Explaining magnetism with the atomic theory
The domain theory is easy enough to understand, but it’s not a complete explanation. We know that iron bars aren’t full of boxes packed with little magnets—and, if you think about, trying to explain a magnet by saying it’s full of smaller magnets isn’t really an explanation at all, because it immediately prompts the question: what are the smaller magnets made of? Fortunately, there’s another theory we can turn to.

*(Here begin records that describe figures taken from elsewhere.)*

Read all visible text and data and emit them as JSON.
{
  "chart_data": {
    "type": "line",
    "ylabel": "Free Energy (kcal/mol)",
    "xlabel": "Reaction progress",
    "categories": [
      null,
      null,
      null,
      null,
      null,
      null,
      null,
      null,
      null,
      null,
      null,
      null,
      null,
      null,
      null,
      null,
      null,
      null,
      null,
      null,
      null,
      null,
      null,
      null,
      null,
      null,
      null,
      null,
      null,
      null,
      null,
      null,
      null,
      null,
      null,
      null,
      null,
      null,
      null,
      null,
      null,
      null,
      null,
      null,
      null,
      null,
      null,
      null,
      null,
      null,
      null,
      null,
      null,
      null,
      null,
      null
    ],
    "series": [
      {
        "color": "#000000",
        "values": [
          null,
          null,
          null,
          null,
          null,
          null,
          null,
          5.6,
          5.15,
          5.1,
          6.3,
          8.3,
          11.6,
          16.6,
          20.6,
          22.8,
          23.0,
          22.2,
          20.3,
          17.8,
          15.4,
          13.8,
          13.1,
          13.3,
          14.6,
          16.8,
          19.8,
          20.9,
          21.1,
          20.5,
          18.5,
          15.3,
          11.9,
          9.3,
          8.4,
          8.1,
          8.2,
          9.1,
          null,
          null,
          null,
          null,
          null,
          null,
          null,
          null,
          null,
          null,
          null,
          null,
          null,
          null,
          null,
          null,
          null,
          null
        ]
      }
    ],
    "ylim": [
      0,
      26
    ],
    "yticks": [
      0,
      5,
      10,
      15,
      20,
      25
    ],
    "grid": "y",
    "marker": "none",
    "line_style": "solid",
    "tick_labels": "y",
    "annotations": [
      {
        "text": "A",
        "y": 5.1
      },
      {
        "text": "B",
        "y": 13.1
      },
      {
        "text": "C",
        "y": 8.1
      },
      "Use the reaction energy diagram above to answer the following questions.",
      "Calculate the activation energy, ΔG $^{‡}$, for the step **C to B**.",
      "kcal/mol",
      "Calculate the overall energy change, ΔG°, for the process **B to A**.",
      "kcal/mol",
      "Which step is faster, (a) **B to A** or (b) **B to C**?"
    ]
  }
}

Back in the 19th century, scientists discovered they could use electricity to make magnetism and magnetism to make electricity. James Clerk Maxwell said that the two phenomena were really different aspects of the same thing—electromagnetism—like two sides of the same piece of paper. Electromagnetism was a brilliant idea, but it was more of a description than an explanation: it showed how things were rather than explaining why they were that way. It wasn’t until the 20th century, when later scientists came to understand the world inside atoms, that the explanation for electromagnetism finally appeared. bonded injection magnets classification
We know everything is made of atoms and that atoms are made up of a central lump of matter called the nucleus. Minute particles called electrons move around the nucleus in orbit, a bit like satellites in the sky above us, but they also spin on their axis at the same time (just like spinning tops). We know electrons carry electric currents (flows of electricity) when they move through materials such as metals. Electrons are, in a sense, tiny particles of electricity. Now back in the 19th century, scientists knew that moving electricity made magnetism. In the 20th century, it became clear that magnetism was caused by electrons moving inside atoms and creating magnetic fields all around them. Domains are actually groups of atoms in which spinning electrons produce an overall magnetic field pointing one way or another.
Like the domain theory, atomic theory can explain many of the things we know about magnets, including paramagnetism (the way magnetic materials line up with magnetic fields). Most of the electrons in an atom exist in pairs that spin in opposite directions, so the magnetic effect of one electron in a pair cancels out the effect of its partner. But if an atom has some unpaired electrons (iron atoms have four), these produce net magnetic fields that line up with one another and turn the whole atom into a mini magnet. When you put a paramagnetic material such as iron in a magnetic field, the electrons change their motion to produce a magnetic field that lines up with the field outside.
What about diamagnetism? In diamagnetic materials, there are no unpaired electrons, so this doesn’t happen. The atoms have little or no overall magnetism and are less affected by outside magnetic fields. However, the electrons orbiting inside them are electrically charged particles and, when they move in a magnetic field, they behave like any other electrically charged particles in a magnetic field and experience a force. That changes their orbits very slightly, producing some net magnetism that opposes the very thing that causes it (according to the classic bit of electromagnetic theory know as Lenz’s law, which is related to the law of conservation of energy). As a result, the weak magnetic field they produce opposes the magnetic field that causes it—which is exactly what we see when diamagnetic materials try to “fight” the magnetic field they’re placed in.